Foi um final de tarde muito pesado proporcionado pelos Marmozets, uma banda constituída praticamente por miúdos. Miúdos, mas com muito mais garra e força que outras bandas que conhecemos. Cremos que muitos terão ficado surpreendidos. Afinal, foi um rock nu metal que tanto incendiou alguns da plateia como incomodou outros tantos. Muita distorção, amplificadores ao mais alto nível, bateria irrequieta e uma vocalista que ia mudando o registo vocal conforme fosse preciso. Esta é fórmula dos Marzomets e funciona bem que se farta! Deviam ser poucos os fãs dos Marmozets, mas temas como “Hit The Wave” e “Captivate You” causaram mossa no público. Ah, e ainda houve tempo para uma cover de “Iron Man”, dos Black Sabbath. São novatos, mas estes ingleses prometem muito.
BLEACHERS | 19:50 | PALCO HEINEKEN
A estreia dos Bleachers em solo nacional fez-se num palco Heineken muito bem composto. Liderados pelo vigoroso vocalista Jack Antonoff (ex-namorado de Scarlett Johnason e membro dos Fun.), apresentaram praticamente na íntegra "Strange Desire", o seu único disco de originais, editado no ano passado. A synth-pop destes norte-americanos é banal mas bastante orelhuda, tendo os temas sido tocados de forma tão energética que acabaram por conquistar uma audiência desejosa de festa. A própria banda pareceu contagiada pelo ambiente, com Antonoff a atirar-se euforicamente para o chão por diversas vezes e com o saxofonista a trepar por um dos gradeamentos durante uma apresentação individual à maneira antiga, com direito a solo de cada um dos músicos. Para a frenética reta final guardaram "Go on Your Way" (um original dos Fleetwood Mac), "Rollercoster" e "I Wanna Get Better" e a despedida foi tão apoteótica que o vocalista acabou a distribuir setlists pelos que ocupavam as primeiras filas.

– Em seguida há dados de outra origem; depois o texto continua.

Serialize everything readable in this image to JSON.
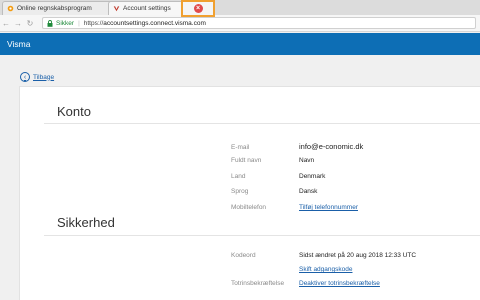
{
  "browser": {
    "tabs": [
      {
        "title": "Online regnskabsprogram",
        "active": false
      },
      {
        "title": "Account settings",
        "active": true
      }
    ],
    "address": {
      "secure_label": "Sikker",
      "url_scheme": "https://",
      "url_host": "accountsettings.connect.visma.com"
    }
  },
  "app": {
    "brand": "Visma"
  },
  "nav": {
    "back_label": "Tilbage"
  },
  "konto": {
    "title": "Konto",
    "rows": [
      {
        "label": "E-mail",
        "value": "info@e-conomic.dk"
      },
      {
        "label": "Fuldt navn",
        "value": "Navn"
      },
      {
        "label": "Land",
        "value": "Denmark"
      },
      {
        "label": "Sprog",
        "value": "Dansk"
      },
      {
        "label": "Mobiltelefon",
        "value": "Tilføj telefonnummer"
      }
    ]
  },
  "sikkerhed": {
    "title": "Sikkerhed",
    "password_label": "Kodeord",
    "password_value": "Sidst ændret på 20 aug 2018 12:33 UTC",
    "change_password_link": "Skift adgangskode",
    "twofa_label": "Totrinsbekræftelse",
    "twofa_link": "Deaktiver totrinsbekræftelse"
  },
  "colors": {
    "brand_blue": "#0d6eb5",
    "link_blue": "#1a5fa8",
    "highlight_orange": "#f0a030",
    "secure_green": "#1e8a3a"
  }
}
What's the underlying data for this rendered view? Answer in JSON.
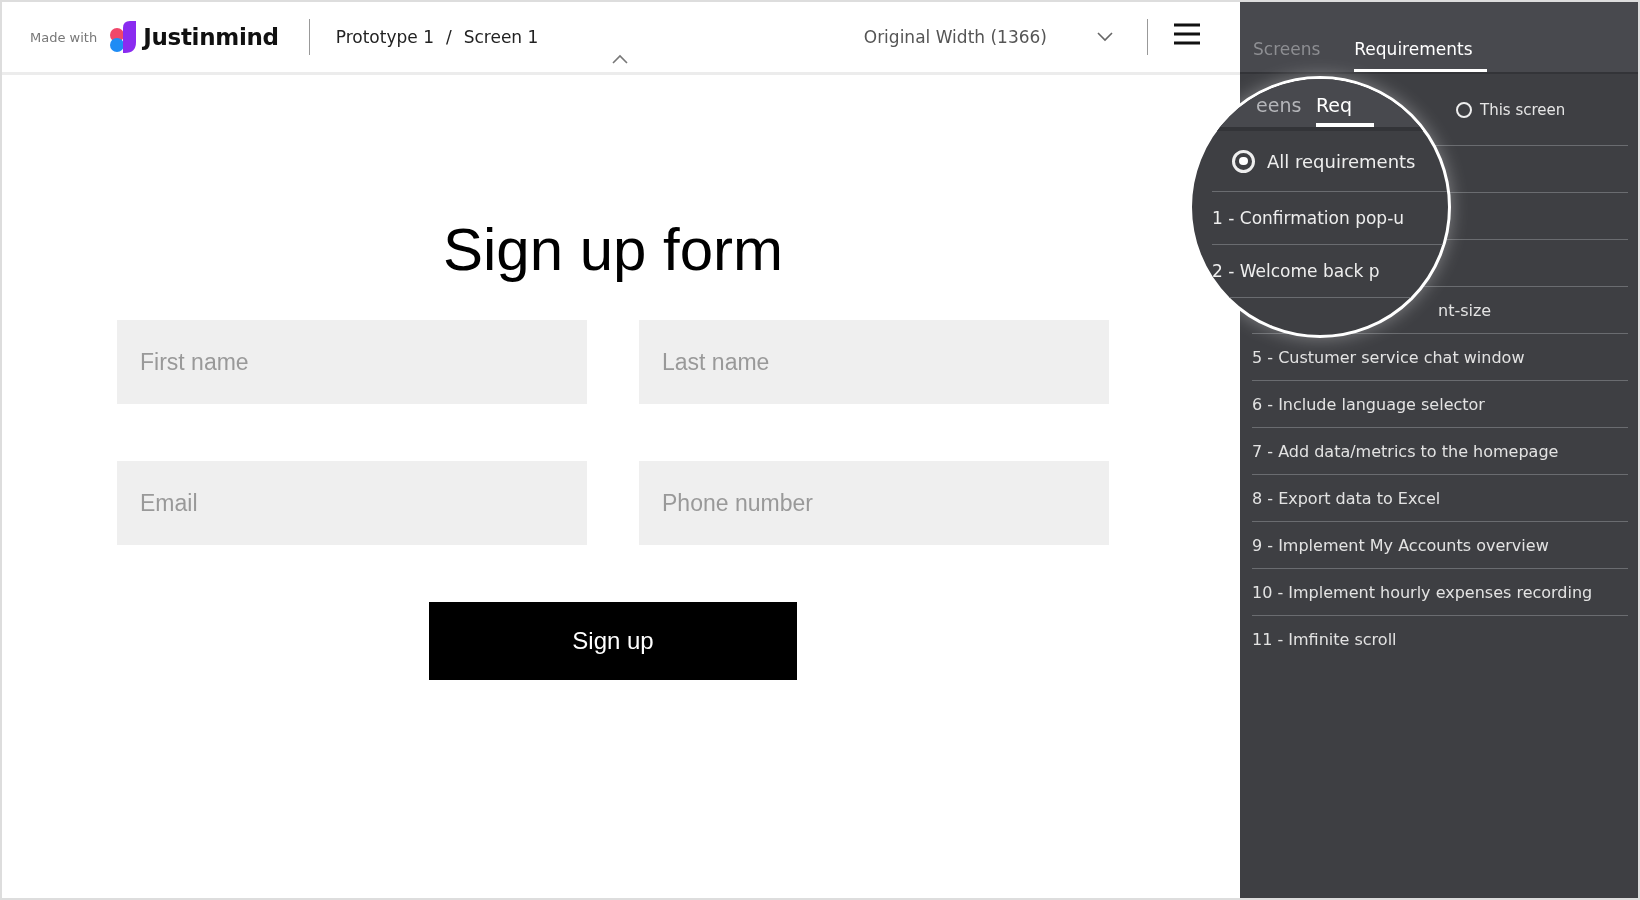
{
  "header": {
    "made_with": "Made with",
    "brand": "Justinmind",
    "breadcrumb": [
      "Prototype 1",
      "Screen 1"
    ],
    "separator": "/",
    "width_selector": "Original Width (1366)"
  },
  "form": {
    "title": "Sign up form",
    "fields": [
      {
        "placeholder": "First name"
      },
      {
        "placeholder": "Last name"
      },
      {
        "placeholder": "Email"
      },
      {
        "placeholder": "Phone number"
      }
    ],
    "submit": "Sign up"
  },
  "panel": {
    "tabs": [
      {
        "label": "Screens",
        "selected": false
      },
      {
        "label": "Requirements",
        "selected": true
      }
    ],
    "filter": {
      "label": "This screen",
      "selected": false
    },
    "requirements": [
      {
        "label": "nt-size",
        "partial": true
      },
      {
        "label": "5 - Custumer service chat window",
        "partial": false
      },
      {
        "label": "6 - Include language selector",
        "partial": false
      },
      {
        "label": "7 - Add data/metrics to the homepage",
        "partial": false
      },
      {
        "label": "8 - Export data to Excel",
        "partial": false
      },
      {
        "label": "9 - Implement My Accounts overview",
        "partial": false
      },
      {
        "label": "10 - Implement hourly expenses recording",
        "partial": false
      },
      {
        "label": "11 - Imfinite scroll",
        "partial": false
      }
    ]
  },
  "magnifier": {
    "tabs": [
      {
        "label": "eens",
        "selected": false
      },
      {
        "label": "Req",
        "selected": true
      }
    ],
    "filter": {
      "label": "All requirements",
      "selected": true
    },
    "requirements": [
      "1 - Confirmation pop-u",
      "2 - Welcome back p"
    ]
  }
}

CAPICUA | 20:50 | PALCO CLUBBING
“Dia 10 não vamos mesmo facilitar!”, lia-se no Facebook oficial de Capicua uns dias antes do concerto. E a verdade é que, mesmo lesionada num pé, a rainha do hip-hop português cumpriu o prometido. O palco NOS Clubbing foi pequeno demais para albergar tantos interessados e a sua entrada em palco foi tão triunfal que a rapper teve que fazer um compasso de espera até que os gritos e as palmas abrandassem. Sempre apoiada pela voz da amiga Marta Bateira aka M7, pela programação de Virtus e pelo scratch de DJ D-One, entregou-se à poesia e à prosa em temas como "Mão Pesada", "Sereia Louca", "Medo do Medo", "Casa do Campo" e "Pedras na Calçada", este último contruído a partir de beats de Kanye West. Lá atrás no ecrã gigante, uma originalidade: o ilustrador Vítor Ferreira, também em palco, ia desenhando imagens digitais em tempo real, alusivas a cada um dos temas.

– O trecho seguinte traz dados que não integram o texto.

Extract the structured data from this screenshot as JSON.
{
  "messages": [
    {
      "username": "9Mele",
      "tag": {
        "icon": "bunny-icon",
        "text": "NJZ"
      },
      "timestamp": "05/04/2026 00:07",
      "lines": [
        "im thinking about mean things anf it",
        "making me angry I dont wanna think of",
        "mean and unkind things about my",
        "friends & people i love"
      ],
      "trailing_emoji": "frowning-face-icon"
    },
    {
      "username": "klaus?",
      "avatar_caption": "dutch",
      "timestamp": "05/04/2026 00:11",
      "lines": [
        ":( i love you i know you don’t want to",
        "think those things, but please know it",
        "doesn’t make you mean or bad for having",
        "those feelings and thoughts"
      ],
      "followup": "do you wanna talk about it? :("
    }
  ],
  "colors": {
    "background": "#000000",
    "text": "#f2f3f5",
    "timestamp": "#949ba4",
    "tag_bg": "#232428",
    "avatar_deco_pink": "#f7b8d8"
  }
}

Para a interpretação de "Medusa" (tema que dá nome ao álbum de remixes editado este ano), contou com a participação especial de Valete, que apelou para que as aspirações maternas de Capicua não sejam motivo para o seu afastamento da cena musical. A rapper não deu tréguas ao poder político ("Jugular"), citou Sérgio Godinho para evocar o valor da liberdade e, já quase no fim, pôs todos a cantar o refrão de "Vayorken". E a gente divertiu-se imenso.
Ainda estamos para perceber como é que uma banda destas, com um êxito radiofónico de qualidade duvidosa, consegue chegar ao palco principal de um festival português. Sim, os Sheppard são a banda responsável por “Geronimo”, mas, tirando isso, ninguém está realmente interessado em saber o que fazem os elementos da banda em palco. Na prática, serve como música de fundo para meter a conversa em dia.
Convenhamos que, para alguns, estes australianos trouxeram alguma alegria, cor e todas essas coisas pirosas. Mas metê-los a tocar depois dos Marmozets, que quase destruíram o recinto, é puro suicídio. Apesar de singles como “Something’s Missing” e “Let Me Down Easy” terem sido escutados, estes estreantes passaram por despercebidos e, acreditamos, ninguém quis realmente saber deles.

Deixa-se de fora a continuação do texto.